Lyrics: E.Y. Harburg

Additional Music and Lyrics: Andrew Lloyd Webber and Tim Rice

Adaptors: Andrew Lloyd Webber and Jeremy Sams

Director: Nikolai Foster

The first stage version of The Wizard of Oz was written in 1902, this touring production uses the script and score put together for the London revival more than a century later. There was, of course, a rather successful film adaptation in the 1930s which still has the best songs of any retelling of Baum’s original.

There is no doubting the polish and professionalism on display in the current revival. Directed with purpose by Nikolai Foster, it comes to life through the energetic choreography by Shay Barclay which is delivered with commitment by the talented ensemble. The visuals are particularly impressive with the outstanding projection design by Douglas O’Connell and his team.

On the whole, the cast is strong. The trio of Benjamin Yates (Scarecrow), Nic Greenshields (Lion) and Martin McCarthy (Tin Man) do great work in bringing their own flair to these iconic roles. Their timing, vocals and physicality are just what you need with these characters.

Aviva Tulley as Dorothy has a strong voice and delivers Somewhere Over the Rainbow in a fresh but still authentic way. She has a pleasing stage presence but is somewhat overshadowed during ensemble numbers due to an unhelpful sound balance.

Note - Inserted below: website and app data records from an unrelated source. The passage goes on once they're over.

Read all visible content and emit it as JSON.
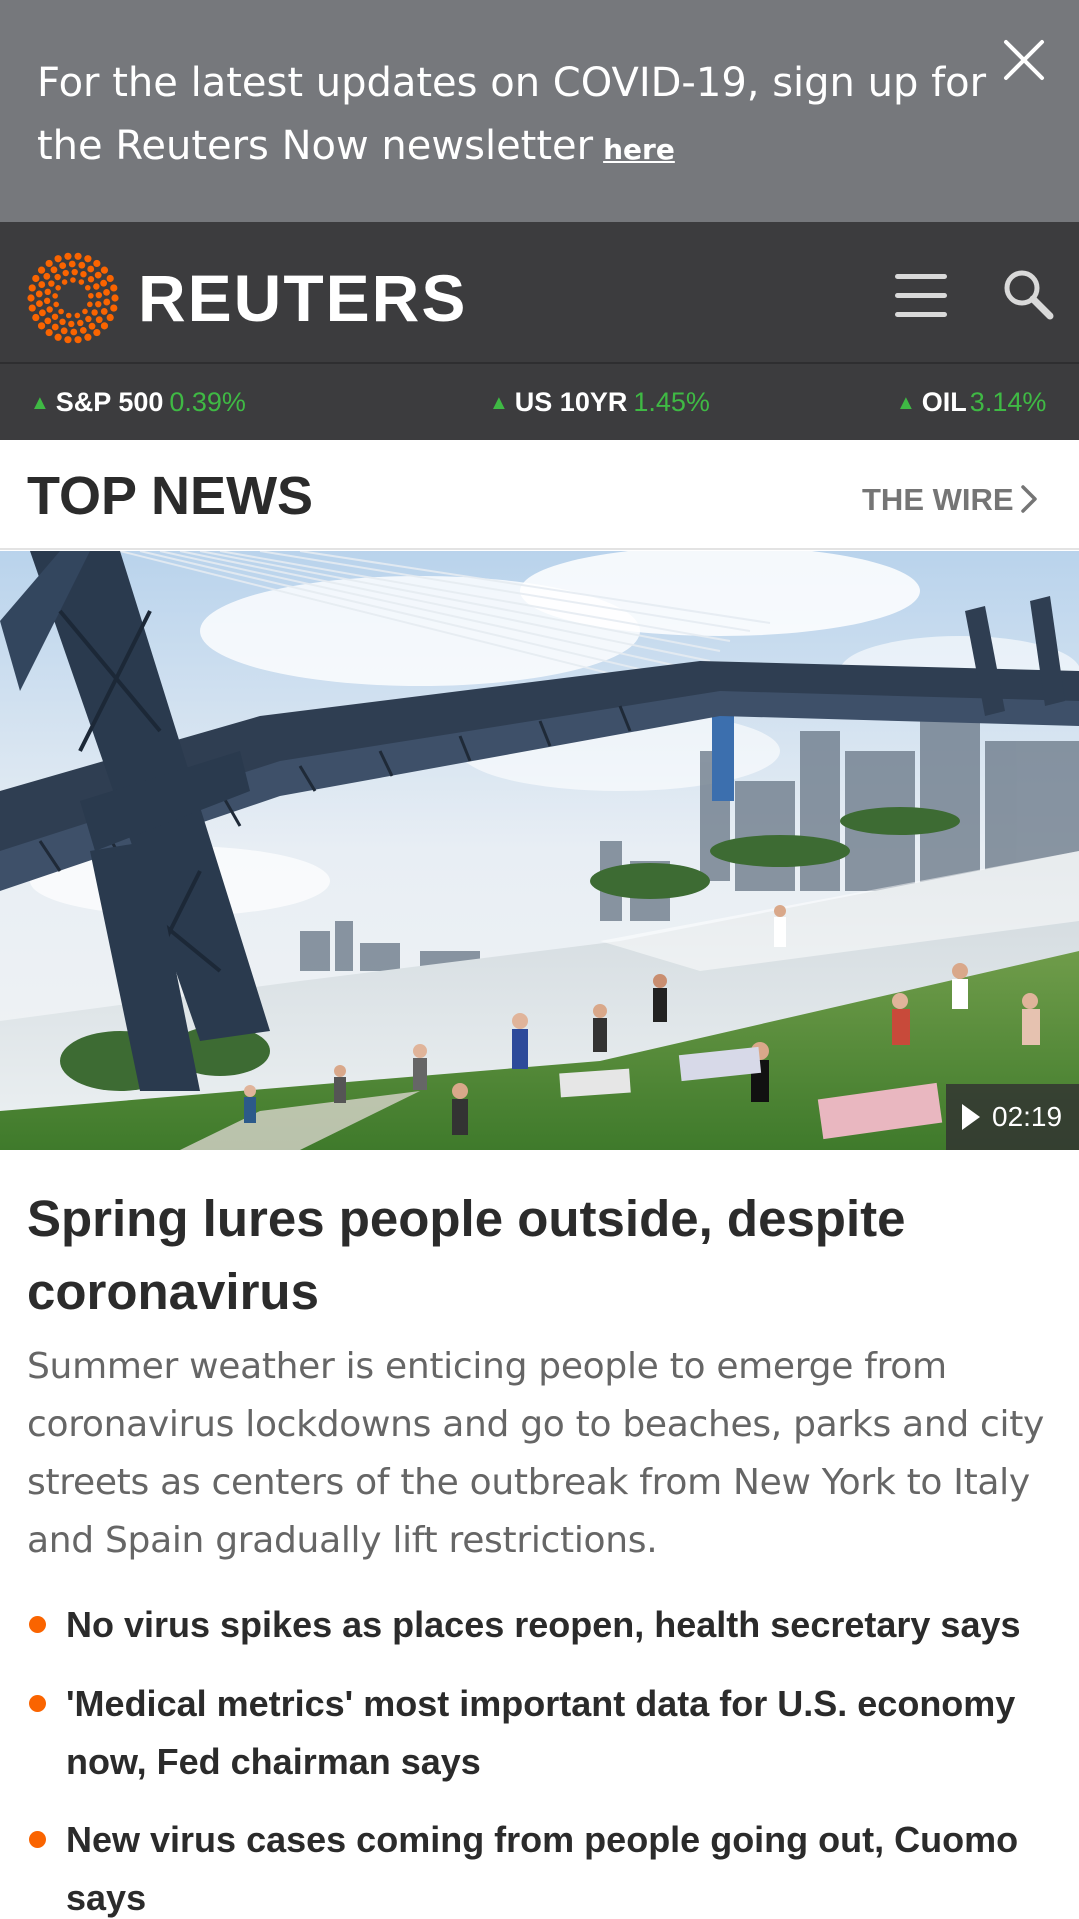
{
  "banner": {
    "text": "For the latest updates on COVID-19, sign up for the Reuters Now newsletter",
    "link_label": "here"
  },
  "header": {
    "logo_text": "REUTERS",
    "brand_color": "#fa6400"
  },
  "ticker": [
    {
      "name": "S&P 500",
      "change": "0.39%",
      "direction": "up"
    },
    {
      "name": "US 10YR",
      "change": "1.45%",
      "direction": "up"
    },
    {
      "name": "OIL",
      "change": "3.14%",
      "direction": "up"
    }
  ],
  "section": {
    "title": "TOP NEWS",
    "wire_label": "THE WIRE"
  },
  "lead_story": {
    "video_duration": "02:19",
    "headline": "Spring lures people outside, despite coronavirus",
    "summary": "Summer weather is enticing people to emerge from coronavirus lockdowns and go to beaches, parks and city streets as centers of the outbreak from New York to Italy and Spain gradually lift restrictions."
  },
  "related": [
    "No virus spikes as places reopen, health secretary says",
    "'Medical metrics' most important data for U.S. economy now, Fed chairman says",
    "New virus cases coming from people going out, Cuomo says"
  ],
  "colors": {
    "banner_bg": "#76787c",
    "header_bg": "#3c3c3e",
    "ticker_up": "#3fb944",
    "accent": "#fa6400"
  }
}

The star of the show is The Vivienne as the Wicked Witch. She brings exactly the right blend of camp and evil to the role. She relishes every opportunity and particularly shines in the Act Two number Red Shoe Blues. This is by far the strongest of the new songs written for this version by Andrew Lloyd Webber and Tim Rice and The Vivienne brings the house down with it.

Where the production does not shine is with the sound. Oxford’s New Theatre is notorious as a venue where the sound balance is hard to perfect but that is no excuse for an over loud sound design that obscures the lyrics and dialogue in almost every number. The mix between voices and orchestra is off throughout which is unfair on the cast and the audience.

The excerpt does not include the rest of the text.